A recent Gatner poll, Social Media Cannot Deliver Business Value If Employees Are Denied Access asked 1400 CIO’s whether or not they blocked access to the social web (generic term for social media and social networking.) The results are familiar and shocking at the same time. Over half (54%) say that social web is totally prohibited. Nineteen percent (19%) permitted access for business use only and just 10% allow it for personal use.

Well, there they go again. Having worked in IT for almost 30 years, this looks very familiar. In the early 1980’s I was a recently promoted central office manager running a busy central office for MCI Telecommunications in New York City. Our MIS group (what the people running information and communications technology for internal use was called in those days) did not want me (and those revolutionaries like me) to have a personal computer. Everything I needed I was supposed to get form MIS. I could order reports, have them arrive in a box outside my office door days or weeks later (when the data was pretty much useless) and so on. You get the idea.

Well, we all know what happened there. The distributed computing revolutionaries (um, that would be us … right?) took over information technology and MIS is now just another silo. The Old Guard lost its throne. “The king is dead! Long live the king!” was the catch phrase of the Late ’80s and early ’90s. (To their credit, MCI mail arrived on the scene toward the mid-’80s with one of the first publically available email systems. I had the pleasure of meeting with Vint Cerf for breakfast one morning in 1985 to talk about the concept, but that’s another story.)

Distributed computing totally changed the face of the world as not many things have. Email is something many companies cannot operate without, and non-IT personnel in many cases now do ad hoc reporting on data. The king is dead! Long live the king!

Fast-forward to the early 1990’s, the dawn of real Internet awareness. I was working as a networking consultant to the IT department (that was its name, MIS long since relegated to a quite corner, important, but not in charge) at one of the worlds largest insurance companies located in Hartford, Conn. The IT director was adamant about shutting down Internet access to the desktop. I remember his quote (more or less) “There is no need for Internet access to the desktop. The Internet is a waste of time.” We did everything we could at every layer―desktop, protocol, routing, etc.―to prevent access.

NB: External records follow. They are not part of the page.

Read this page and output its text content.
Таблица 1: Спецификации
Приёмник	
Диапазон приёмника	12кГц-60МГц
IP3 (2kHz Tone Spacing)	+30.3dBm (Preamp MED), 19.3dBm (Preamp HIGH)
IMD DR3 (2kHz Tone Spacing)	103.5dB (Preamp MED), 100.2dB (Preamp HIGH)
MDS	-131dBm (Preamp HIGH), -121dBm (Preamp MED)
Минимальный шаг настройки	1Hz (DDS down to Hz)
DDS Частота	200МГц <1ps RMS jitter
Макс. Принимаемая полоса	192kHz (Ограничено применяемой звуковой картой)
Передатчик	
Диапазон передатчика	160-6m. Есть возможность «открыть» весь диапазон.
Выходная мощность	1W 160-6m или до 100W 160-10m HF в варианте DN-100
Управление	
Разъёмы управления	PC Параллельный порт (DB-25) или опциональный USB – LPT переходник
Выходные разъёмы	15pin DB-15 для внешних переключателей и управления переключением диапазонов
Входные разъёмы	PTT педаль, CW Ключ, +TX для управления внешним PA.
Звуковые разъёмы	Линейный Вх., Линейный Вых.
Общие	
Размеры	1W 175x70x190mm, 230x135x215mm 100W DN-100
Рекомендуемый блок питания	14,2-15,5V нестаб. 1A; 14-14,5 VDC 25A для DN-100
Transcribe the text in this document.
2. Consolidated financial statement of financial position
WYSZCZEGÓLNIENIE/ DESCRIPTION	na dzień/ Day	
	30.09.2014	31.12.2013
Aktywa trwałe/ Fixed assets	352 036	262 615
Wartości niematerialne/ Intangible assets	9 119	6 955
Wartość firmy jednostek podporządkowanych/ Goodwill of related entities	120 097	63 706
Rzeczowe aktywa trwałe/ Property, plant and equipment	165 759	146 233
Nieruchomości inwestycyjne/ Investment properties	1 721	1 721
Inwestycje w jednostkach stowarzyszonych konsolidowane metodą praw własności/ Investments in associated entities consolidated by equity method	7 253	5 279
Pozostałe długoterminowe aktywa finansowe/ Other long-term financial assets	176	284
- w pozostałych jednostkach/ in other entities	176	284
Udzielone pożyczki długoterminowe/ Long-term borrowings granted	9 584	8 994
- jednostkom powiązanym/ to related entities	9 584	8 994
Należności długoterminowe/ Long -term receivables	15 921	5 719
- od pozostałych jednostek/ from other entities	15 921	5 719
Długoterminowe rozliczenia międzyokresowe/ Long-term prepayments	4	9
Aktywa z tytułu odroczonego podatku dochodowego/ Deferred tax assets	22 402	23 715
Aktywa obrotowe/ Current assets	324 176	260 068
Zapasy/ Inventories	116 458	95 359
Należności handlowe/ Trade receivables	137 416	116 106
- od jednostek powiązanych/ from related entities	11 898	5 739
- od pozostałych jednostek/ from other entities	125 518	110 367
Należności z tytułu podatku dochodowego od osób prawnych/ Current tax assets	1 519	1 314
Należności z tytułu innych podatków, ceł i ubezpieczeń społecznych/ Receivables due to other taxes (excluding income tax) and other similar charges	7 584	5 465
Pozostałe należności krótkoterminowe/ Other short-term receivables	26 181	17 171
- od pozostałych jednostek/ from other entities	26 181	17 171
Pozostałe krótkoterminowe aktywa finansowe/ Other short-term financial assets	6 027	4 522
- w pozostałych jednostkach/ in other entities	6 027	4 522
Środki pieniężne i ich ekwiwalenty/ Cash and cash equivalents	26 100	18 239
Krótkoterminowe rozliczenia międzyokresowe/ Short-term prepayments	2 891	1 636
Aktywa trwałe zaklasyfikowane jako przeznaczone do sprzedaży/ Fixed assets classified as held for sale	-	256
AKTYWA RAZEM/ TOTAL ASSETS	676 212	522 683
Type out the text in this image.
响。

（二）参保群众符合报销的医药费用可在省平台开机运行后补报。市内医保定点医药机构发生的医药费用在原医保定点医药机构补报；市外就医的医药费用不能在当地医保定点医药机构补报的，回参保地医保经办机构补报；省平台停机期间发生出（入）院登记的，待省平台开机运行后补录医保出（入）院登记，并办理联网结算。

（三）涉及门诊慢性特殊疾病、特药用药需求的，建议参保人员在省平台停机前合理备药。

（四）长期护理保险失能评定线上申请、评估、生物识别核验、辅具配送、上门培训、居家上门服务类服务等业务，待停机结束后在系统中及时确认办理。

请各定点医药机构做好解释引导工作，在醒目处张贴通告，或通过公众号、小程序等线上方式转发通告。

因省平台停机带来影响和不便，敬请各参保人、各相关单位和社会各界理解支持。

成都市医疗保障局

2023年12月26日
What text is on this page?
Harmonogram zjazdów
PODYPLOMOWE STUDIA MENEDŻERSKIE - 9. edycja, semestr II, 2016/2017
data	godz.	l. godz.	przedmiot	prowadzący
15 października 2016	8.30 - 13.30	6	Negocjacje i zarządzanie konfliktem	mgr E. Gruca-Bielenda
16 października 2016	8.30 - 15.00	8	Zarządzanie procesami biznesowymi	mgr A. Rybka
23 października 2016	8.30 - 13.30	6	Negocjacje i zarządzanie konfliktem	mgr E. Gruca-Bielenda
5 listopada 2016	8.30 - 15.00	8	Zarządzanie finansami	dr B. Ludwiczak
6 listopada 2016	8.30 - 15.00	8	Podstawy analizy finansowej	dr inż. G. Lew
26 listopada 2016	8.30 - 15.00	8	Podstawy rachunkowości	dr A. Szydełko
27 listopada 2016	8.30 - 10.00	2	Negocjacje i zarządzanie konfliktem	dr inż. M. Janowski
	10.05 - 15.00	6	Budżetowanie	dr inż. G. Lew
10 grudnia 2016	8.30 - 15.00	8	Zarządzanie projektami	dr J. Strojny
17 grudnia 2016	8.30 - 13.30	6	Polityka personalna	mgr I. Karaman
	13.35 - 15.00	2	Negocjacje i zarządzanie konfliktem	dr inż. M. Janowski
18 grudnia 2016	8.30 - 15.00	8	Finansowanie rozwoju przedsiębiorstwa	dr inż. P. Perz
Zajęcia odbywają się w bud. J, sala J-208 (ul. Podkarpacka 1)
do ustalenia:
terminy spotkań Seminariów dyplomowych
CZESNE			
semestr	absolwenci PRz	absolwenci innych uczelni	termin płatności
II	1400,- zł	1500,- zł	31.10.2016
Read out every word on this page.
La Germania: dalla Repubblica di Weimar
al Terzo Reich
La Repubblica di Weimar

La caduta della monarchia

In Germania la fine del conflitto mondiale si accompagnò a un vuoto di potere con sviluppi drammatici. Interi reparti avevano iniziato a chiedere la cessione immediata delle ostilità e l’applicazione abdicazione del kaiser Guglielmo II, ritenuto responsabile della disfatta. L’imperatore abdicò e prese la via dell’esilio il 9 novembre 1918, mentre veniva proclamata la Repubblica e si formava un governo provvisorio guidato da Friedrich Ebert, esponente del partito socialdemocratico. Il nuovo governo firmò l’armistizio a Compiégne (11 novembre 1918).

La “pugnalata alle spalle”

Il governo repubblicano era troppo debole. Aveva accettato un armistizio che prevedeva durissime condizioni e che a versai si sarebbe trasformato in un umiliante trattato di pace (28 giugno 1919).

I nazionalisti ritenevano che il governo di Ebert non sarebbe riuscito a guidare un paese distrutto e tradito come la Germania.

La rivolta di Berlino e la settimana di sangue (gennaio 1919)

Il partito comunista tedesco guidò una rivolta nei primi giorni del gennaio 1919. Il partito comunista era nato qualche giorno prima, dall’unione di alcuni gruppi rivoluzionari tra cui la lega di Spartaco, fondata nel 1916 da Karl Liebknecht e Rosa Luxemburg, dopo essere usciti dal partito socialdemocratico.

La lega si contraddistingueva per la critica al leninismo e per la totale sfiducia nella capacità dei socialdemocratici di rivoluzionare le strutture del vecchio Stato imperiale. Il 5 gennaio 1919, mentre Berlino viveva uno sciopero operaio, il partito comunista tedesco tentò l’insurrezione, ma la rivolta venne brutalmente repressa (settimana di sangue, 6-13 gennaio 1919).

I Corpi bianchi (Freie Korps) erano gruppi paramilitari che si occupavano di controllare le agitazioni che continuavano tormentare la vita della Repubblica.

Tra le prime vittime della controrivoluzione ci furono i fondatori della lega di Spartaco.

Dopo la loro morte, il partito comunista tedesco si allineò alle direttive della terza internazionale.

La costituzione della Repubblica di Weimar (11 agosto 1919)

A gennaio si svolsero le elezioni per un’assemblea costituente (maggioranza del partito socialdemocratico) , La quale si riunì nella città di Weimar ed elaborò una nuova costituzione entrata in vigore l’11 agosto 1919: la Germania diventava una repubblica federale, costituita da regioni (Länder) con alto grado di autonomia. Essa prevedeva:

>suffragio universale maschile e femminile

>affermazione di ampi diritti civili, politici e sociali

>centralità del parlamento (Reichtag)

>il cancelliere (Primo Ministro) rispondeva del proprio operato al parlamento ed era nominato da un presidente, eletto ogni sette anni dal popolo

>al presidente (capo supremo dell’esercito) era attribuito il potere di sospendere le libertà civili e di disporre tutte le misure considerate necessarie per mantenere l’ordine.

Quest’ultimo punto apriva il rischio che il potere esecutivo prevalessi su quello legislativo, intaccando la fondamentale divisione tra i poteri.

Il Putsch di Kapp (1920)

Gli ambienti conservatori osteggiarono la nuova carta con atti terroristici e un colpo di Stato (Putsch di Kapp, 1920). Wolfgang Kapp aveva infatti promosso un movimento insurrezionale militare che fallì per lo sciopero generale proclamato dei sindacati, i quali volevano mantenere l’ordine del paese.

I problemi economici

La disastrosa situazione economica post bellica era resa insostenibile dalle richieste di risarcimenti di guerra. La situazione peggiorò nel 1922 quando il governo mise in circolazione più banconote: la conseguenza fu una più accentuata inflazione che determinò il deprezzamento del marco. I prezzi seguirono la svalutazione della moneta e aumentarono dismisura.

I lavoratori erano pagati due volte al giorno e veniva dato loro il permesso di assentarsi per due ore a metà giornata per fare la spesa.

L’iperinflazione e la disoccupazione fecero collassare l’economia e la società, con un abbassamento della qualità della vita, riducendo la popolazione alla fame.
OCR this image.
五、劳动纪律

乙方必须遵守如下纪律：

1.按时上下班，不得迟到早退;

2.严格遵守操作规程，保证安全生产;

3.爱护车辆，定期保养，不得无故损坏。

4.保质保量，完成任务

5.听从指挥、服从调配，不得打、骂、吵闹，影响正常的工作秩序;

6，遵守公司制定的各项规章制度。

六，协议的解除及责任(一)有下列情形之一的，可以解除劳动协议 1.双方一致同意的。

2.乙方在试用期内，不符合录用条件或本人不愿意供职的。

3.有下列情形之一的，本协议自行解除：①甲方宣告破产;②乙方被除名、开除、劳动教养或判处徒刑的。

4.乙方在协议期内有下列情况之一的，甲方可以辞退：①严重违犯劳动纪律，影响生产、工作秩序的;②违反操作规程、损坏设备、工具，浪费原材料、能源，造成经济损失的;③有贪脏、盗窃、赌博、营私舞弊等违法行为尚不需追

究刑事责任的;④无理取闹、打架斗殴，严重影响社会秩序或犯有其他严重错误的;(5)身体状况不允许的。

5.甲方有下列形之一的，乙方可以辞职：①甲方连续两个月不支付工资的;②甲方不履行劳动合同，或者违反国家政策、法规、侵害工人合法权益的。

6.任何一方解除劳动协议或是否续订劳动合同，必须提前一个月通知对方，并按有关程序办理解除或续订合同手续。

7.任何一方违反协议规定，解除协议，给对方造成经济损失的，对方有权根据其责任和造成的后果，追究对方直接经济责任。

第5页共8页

And again, we know what happened there. You are after all, no doubt reading this via the Internet, and probably sitting in your office, at work … Hmmm.

Jumping ahead to the early 2000’s, one of the biggest “security holes” we were trying to patch as an industry was Instant Messaging. IM was considered a threat to corporate security, secrets would be revealed, lawsuits would follow, the sky would fall … “The end is near! Plug those security holes, block those ports!” And, yet again, we know how that one went too. Most workers today have Internet access, and most IT departments (they’re still called that, but for how long?) not only allow IM, they even offer an approved IM client as part of the desktop.

So, here we are at the end of 2009 and along comes Gartner’s insightful piece on blocking the social web … Sigh … the more things change, right?